W Wielkiej Brytanii w ostatni czwartek weszła w życie ustawa o bezpieczeństwie w Internecie, która wywołała wiele kontrowersji. Jej celem jest zmuszenie firm technologicznych do podjęcia większej odpowiedzialności za treści publikowane na ich platformach. Niemniej jednak, krytycy tej ustawy wyrażają swoje obawy dotyczące potencjalnych konsekwencji dla prywatności użytkowników.
Michelle Donelan, Minister ds. nauki, innowacji i technologii, wydała oświadczenie, w którym podkreśliła, że nowa ustawa "zapewni brytyjskiemu społeczeństwu bezpieczeństwo w sieci nie tylko teraz, ale i w nadchodzących dziesięcioleciach". Zdaniem Donelan, dzięki tej ustawie "Wielka Brytania stanie się najbezpieczniejszym na świecie miejscem do przebywania w Internecie".

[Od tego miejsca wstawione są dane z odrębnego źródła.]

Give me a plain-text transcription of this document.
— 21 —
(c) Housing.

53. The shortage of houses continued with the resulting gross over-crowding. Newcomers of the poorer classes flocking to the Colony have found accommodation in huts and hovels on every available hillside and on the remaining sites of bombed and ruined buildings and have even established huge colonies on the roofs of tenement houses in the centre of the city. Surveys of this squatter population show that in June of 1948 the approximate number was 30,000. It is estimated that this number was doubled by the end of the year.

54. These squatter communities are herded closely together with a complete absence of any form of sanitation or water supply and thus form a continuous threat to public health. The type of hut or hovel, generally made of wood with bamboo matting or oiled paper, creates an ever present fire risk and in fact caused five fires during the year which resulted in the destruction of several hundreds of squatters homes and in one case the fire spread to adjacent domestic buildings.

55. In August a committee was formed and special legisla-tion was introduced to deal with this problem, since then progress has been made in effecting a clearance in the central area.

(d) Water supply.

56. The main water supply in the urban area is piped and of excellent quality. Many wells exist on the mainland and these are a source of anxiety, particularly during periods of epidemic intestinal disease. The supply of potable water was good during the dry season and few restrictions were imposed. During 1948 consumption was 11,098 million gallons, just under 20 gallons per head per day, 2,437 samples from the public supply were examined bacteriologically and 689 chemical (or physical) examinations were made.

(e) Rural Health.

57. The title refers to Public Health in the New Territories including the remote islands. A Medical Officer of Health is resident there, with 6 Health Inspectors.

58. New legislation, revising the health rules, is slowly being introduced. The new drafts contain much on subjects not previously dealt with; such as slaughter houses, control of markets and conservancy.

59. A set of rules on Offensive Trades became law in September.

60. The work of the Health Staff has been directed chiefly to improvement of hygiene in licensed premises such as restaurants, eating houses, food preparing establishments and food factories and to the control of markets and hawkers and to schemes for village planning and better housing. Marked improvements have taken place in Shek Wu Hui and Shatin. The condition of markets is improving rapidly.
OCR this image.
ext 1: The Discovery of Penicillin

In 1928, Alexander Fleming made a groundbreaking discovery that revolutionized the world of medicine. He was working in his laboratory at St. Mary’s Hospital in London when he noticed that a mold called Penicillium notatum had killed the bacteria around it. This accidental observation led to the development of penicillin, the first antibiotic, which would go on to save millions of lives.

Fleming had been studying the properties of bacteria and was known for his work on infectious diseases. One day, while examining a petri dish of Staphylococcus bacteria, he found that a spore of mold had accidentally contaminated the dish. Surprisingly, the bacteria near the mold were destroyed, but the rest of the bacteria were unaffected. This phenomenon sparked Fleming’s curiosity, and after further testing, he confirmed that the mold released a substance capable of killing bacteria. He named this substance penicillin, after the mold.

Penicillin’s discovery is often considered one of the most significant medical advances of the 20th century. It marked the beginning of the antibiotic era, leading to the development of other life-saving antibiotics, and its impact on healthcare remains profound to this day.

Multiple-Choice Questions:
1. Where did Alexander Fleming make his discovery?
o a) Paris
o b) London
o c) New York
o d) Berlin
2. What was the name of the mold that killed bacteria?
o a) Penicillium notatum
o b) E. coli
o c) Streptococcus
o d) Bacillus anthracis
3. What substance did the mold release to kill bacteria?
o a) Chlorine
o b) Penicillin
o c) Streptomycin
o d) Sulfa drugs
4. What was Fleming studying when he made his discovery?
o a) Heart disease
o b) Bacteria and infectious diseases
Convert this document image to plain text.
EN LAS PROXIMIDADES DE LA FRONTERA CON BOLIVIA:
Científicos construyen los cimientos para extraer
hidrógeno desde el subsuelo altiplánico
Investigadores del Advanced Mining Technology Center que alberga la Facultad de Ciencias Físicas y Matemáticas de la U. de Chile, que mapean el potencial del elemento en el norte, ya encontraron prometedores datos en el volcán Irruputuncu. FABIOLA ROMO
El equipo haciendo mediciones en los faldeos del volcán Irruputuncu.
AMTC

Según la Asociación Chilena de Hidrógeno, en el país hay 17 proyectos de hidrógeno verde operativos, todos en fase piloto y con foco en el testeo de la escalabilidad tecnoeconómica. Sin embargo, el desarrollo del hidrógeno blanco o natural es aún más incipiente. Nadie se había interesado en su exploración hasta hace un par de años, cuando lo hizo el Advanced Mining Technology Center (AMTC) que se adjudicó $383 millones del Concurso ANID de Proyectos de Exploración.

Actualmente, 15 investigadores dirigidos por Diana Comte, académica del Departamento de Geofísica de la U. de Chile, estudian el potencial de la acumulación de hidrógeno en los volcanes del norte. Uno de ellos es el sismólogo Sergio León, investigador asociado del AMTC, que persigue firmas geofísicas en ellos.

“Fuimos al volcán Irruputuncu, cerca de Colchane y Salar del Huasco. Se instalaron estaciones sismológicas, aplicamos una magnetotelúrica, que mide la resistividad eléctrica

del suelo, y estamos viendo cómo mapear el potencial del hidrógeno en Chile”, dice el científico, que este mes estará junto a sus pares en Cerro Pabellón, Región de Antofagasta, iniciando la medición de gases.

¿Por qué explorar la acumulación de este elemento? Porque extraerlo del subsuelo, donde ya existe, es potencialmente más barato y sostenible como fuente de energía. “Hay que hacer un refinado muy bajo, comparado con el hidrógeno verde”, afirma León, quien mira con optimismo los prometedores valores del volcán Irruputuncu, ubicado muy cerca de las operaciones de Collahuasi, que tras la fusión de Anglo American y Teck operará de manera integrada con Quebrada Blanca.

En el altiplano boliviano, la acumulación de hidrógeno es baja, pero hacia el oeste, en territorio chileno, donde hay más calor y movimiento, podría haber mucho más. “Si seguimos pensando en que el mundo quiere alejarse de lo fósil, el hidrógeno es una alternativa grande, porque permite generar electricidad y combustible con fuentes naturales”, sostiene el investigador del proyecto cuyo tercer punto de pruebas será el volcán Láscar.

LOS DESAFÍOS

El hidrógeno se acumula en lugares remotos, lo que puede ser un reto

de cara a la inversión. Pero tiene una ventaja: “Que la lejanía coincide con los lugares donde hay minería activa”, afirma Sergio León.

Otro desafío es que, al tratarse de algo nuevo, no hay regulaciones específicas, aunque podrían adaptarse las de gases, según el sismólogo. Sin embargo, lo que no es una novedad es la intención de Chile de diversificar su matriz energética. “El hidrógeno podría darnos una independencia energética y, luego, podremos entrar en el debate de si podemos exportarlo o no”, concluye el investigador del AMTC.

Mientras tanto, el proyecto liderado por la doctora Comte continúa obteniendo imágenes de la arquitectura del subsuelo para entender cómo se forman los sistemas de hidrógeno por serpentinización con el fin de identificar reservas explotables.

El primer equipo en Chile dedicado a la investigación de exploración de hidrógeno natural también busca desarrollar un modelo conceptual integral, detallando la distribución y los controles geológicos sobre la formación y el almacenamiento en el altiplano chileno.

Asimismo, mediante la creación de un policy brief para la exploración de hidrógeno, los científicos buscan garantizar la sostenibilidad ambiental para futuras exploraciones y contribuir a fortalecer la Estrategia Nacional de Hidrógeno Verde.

Dalsza część artykułu pod materiałem wideo
Koniec swobody w internecie?
Ustawa wprowadza szereg obowiązków dla platform internetowych. Zmusza je do zapobiegania publikacji nielegalnych treści w internecie oraz do ich szybkiego usuwania. Dotyczy to treści związanych z seksualnym wykorzystywaniem dzieci, skrajną przemocą seksualną, nielegalną imigracją i przemytem ludzi, promowaniem lub ułatwianiem samobójstwa, promowaniem samookaleczeń, okrucieństwem wobec zwierząt, sprzedażą nielegalnych narkotyków lub broni, terroryzmem.
Ustawa wprowadza również nowe kategorie przestępstwa, takie jak cyber-flashing - wysyłanie poprzez komunikatory internetowe niechcianych przez odbiorcę zdjęć natury seksualnej - oraz udostępnianie pornografii "deepfake", w której sztuczna inteligencja jest wykorzystywana do wstawiania czyjejś podobizny do materiałów pornograficznych.
Dodatkowo, ustawa nakłada na platformy internetowe obowiązek lepszego chronienia użytkowników przed natknięciem się na niechciane, ale legalne treści, które mogą być szkodliwe. Dotyczy to treści takich jak zastraszanie, promowanie samookaleczeń i zaburzeń odżywiania. W szczególności dotyczy to skuteczniejszej weryfikacji wieku użytkowników przed wejściem na strony pornograficzne.
W ustawie budzi kontrowersje wymóg filtrowania przesyłanych wiadomości pod kątem materiałów związanych z wykorzystywaniem seksualnym dzieci. Dotyczy to także platform oferujących przesyłanie zaszyfrowanych wiadomości. Platformy takie jak WhatsApp, Signal i iMessage argumentują, że nie są w stanie uzyskać dostępu ani przeglądać wiadomości użytkowników bez naruszenia istniejących zabezpieczeń prywatności. Zasugerowały, że mogą opuścić Wielką Brytanię, zamiast zrezygnować z oferowanego bezpieczeństwa wiadomości.
Naruszenie ustawy może skutkować nałożeniem grzywny w wysokości do 18 mln funtów lub do 10 proc. globalnych przychodów firm technologicznych - w zależności od tego, która z tych kwot jest wyższa. W skrajnych przypadkach, szefowie firm mogą również potencjalnie zostać ukarani karą pozbawienia wolności.